Auf Grundlage dieser Diskussion beschäftigt sich der Beitrag mit der Frage, wie Schüler:innen im Modus von Verantwortungsübernahme auf den Anspruch partizipativer Beziehungsgestaltung zur Organisation reagieren. Forschungsfeld stellt eine Freie Alternativschule dar, weil an dieser Schulform zum einen der partizipative Anspruch verstärkt normativ erhoben wird und sie zum anderen über mehr formale und juristische Möglichkeiten zur Gestaltung pädagogischer Beziehungen verfügt als Regelschulen (Lischewski 2018). Auf der Datenbasis einer laufenden Interviewstudie mit Abgänger:innen einer Freien Alternativschule (n = 12) werden im Zuge rekonstruktiver Subjektivierungsanalysen (Reh & Ricken 2012), die die Relationalität der Schüler:innensubjekte im sozialen Werden akzentuieren, verschiedene Modi der Verantwortungsübernahme in Anlehnung an Kuhlmann (2023) herausgearbeitet.
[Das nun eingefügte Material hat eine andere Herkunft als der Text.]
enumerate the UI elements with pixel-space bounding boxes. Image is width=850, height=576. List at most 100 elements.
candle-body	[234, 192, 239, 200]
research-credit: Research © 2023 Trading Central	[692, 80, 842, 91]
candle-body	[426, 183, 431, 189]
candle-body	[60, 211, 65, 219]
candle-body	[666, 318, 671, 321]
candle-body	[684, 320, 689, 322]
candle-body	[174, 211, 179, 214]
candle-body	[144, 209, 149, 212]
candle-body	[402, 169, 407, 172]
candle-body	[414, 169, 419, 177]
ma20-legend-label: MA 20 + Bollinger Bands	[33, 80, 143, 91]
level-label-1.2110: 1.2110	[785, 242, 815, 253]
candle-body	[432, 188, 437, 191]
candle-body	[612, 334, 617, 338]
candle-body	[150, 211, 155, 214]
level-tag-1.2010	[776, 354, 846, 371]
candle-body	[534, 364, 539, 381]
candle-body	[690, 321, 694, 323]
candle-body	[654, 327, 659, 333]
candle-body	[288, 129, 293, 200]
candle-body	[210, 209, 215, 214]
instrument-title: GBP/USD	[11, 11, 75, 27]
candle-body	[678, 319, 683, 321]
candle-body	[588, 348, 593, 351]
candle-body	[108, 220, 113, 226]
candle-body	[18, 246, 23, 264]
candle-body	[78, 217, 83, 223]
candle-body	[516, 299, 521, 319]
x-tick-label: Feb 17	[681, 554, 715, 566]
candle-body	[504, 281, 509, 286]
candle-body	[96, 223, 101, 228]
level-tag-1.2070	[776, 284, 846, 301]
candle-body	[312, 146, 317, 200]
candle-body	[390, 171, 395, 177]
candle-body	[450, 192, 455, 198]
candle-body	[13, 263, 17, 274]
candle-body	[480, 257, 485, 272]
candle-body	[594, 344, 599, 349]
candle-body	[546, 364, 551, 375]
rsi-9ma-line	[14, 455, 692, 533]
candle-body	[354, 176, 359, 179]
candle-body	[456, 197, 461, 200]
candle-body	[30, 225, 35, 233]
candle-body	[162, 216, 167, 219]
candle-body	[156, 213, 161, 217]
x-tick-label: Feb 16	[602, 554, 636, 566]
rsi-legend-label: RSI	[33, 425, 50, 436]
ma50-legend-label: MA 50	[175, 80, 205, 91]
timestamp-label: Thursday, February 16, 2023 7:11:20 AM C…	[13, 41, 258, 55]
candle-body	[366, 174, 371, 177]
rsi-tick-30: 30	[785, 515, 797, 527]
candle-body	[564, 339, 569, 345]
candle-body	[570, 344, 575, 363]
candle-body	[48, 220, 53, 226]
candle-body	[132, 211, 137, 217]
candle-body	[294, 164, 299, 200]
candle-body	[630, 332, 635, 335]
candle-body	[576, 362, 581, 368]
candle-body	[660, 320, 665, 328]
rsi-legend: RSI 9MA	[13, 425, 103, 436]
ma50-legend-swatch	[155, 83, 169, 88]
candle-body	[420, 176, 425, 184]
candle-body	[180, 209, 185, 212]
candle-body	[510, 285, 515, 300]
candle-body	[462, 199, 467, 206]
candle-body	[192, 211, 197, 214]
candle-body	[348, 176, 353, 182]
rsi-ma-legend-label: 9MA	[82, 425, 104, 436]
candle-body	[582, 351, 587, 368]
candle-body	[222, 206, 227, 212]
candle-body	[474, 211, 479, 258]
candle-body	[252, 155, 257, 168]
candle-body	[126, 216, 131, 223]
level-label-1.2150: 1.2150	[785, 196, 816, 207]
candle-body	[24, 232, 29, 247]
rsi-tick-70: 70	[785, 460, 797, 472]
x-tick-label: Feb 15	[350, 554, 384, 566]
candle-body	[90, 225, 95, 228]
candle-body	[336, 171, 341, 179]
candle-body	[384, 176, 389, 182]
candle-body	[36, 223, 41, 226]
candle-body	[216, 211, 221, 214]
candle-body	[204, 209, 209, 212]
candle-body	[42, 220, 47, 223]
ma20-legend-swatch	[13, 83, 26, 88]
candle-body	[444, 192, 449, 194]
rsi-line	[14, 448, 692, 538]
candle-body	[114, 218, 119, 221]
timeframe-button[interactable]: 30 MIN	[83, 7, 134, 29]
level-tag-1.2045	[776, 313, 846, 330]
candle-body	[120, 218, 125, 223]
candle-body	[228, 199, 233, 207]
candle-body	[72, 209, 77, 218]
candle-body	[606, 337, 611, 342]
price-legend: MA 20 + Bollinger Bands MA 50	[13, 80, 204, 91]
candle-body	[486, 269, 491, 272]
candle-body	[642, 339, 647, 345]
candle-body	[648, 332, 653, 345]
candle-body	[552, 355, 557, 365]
Mit diesen reagieren Schüler:innen einerseits auf der Eben eines erzählten Ichs auf den Partizipationsanspruch. Andererseits kann in den Interviews der Selbstkonstruktion des erzählenden Ichs als „unabgeschlossenen Prozessen der Subjektivierung nachgegangen werden“ (Kleiner 2015, S. 150f).